The Russian leader condemned North Korea’s nuclear tests but insisted the crisis around the Korean peninsula should be resolved through dialogue.
‘We condemn the nuclear tests carried out by North Korea,’ Putin said.
‘But it is absolutely necessary to resolve this problem through dialogue and not drive North Korea into a corner, threatening it with the use of force, and not to fall into outright insolence.’
Putin criticized the US and its allies for ‘missing a chance to build a safer and more stable world after the Cold War’

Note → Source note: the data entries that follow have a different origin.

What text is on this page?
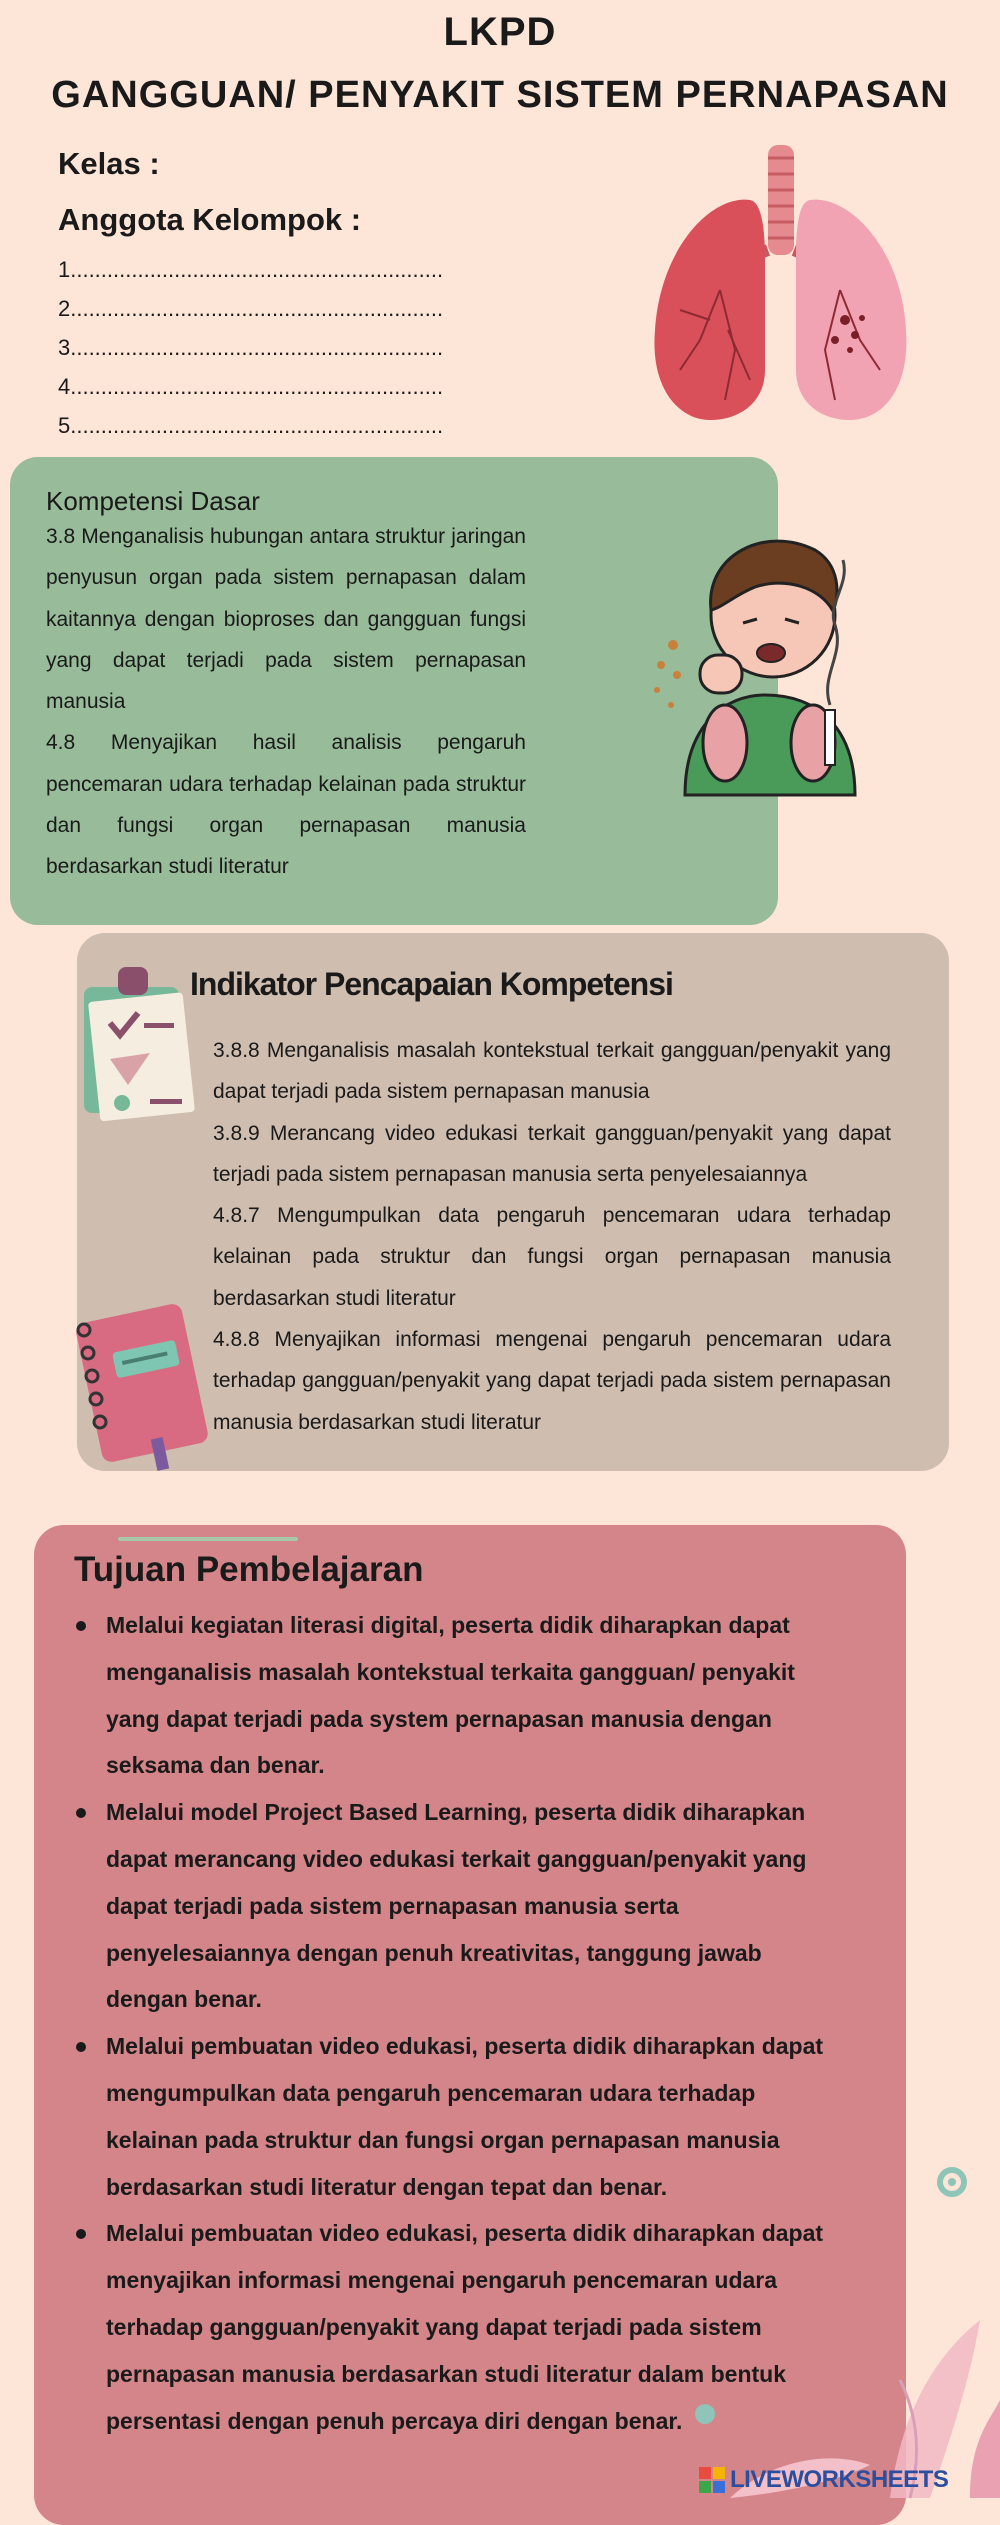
LKPD
GANGGUAN/ PENYAKIT SISTEM PERNAPASAN
Kelas :
Anggota Kelompok :
1.............................................................
2.............................................................
3.............................................................
4.............................................................
5.............................................................
Kompetensi Dasar

3.8 Menganalisis hubungan antara struktur jaringan penyusun organ pada sistem pernapasan dalam kaitannya dengan bioproses dan gangguan fungsi yang dapat terjadi pada sistem pernapasan manusia

4.8 Menyajikan hasil analisis pengaruh pencemaran udara terhadap kelainan pada struktur dan fungsi organ pernapasan manusia berdasarkan studi literatur

Indikator Pencapaian Kompetensi

3.8.8 Menganalisis masalah kontekstual terkait gangguan/penyakit yang dapat terjadi pada sistem pernapasan manusia

3.8.9 Merancang video edukasi terkait gangguan/penyakit yang dapat terjadi pada sistem pernapasan manusia serta penyelesaiannya

4.8.7 Mengumpulkan data pengaruh pencemaran udara terhadap kelainan pada struktur dan fungsi organ pernapasan manusia berdasarkan studi literatur

4.8.8 Menyajikan informasi mengenai pengaruh pencemaran udara terhadap gangguan/penyakit yang dapat terjadi pada sistem pernapasan manusia berdasarkan studi literatur

Tujuan Pembelajaran
Melalui kegiatan literasi digital, peserta didik diharapkan dapat menganalisis masalah kontekstual terkaita gangguan/ penyakit yang dapat terjadi pada system pernapasan manusia dengan seksama dan benar.
Melalui model Project Based Learning, peserta didik diharapkan dapat merancang video edukasi terkait gangguan/penyakit yang dapat terjadi pada sistem pernapasan manusia serta penyelesaiannya dengan penuh kreativitas, tanggung jawab dengan benar.
Melalui pembuatan video edukasi, peserta didik diharapkan dapat mengumpulkan data pengaruh pencemaran udara terhadap kelainan pada struktur dan fungsi organ pernapasan manusia berdasarkan studi literatur dengan tepat dan benar.
Melalui pembuatan video edukasi, peserta didik diharapkan dapat menyajikan informasi mengenai pengaruh pencemaran udara terhadap gangguan/penyakit yang dapat terjadi pada sistem pernapasan manusia berdasarkan studi literatur dalam bentuk persentasi dengan penuh percaya diri dengan benar.
LIVEWORKSHEETS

Putin criticized the US and its allies for ‘missing a chance to build a safer and more stable world after the Cold War’.
The Russian leader also said the US has been slow to dismantle its chemical weapons arsenals in line with an international treaty, while Russia last month wrapped up the destruction of its chemical weapons stockpiles.
This comes at a time of heightened hostility between Russia and the US.
The relationship soured recently following a series of expulsions of diplomats and closures of diplomatic missions.
The Russian Foreign Ministry ordered the US to cut its embassy and consulate staff in Russia by 755 people, or by two-thirds.
Putin criticized the US and its allies for ‘missing a chance to build a safer and more stable world after the Cold War’
In response, the US suspended issuing non-immigrant visas in Moscow for a week in August and stopped issuing visas at its consulates elsewhere in Russia.
Relations between Russia and the United States cooled following Russia’s annexation of Crimea in 2014 and its support for separatists in eastern Ukraine, where fighting has left 10,000 people dead.
Reports of Russian meddling in the 2016 US presidential election put a further damper on hopes for better ties that the Kremlin had pinned on Trump’s presidency.
In August, the US adopted a new package of stiff financial sanctions against Russia, aimed at punishing Moscow for interfering in the US election and for its military aggression in Ukraine and Syria, where the Kremlin has backed President Bashar Assad.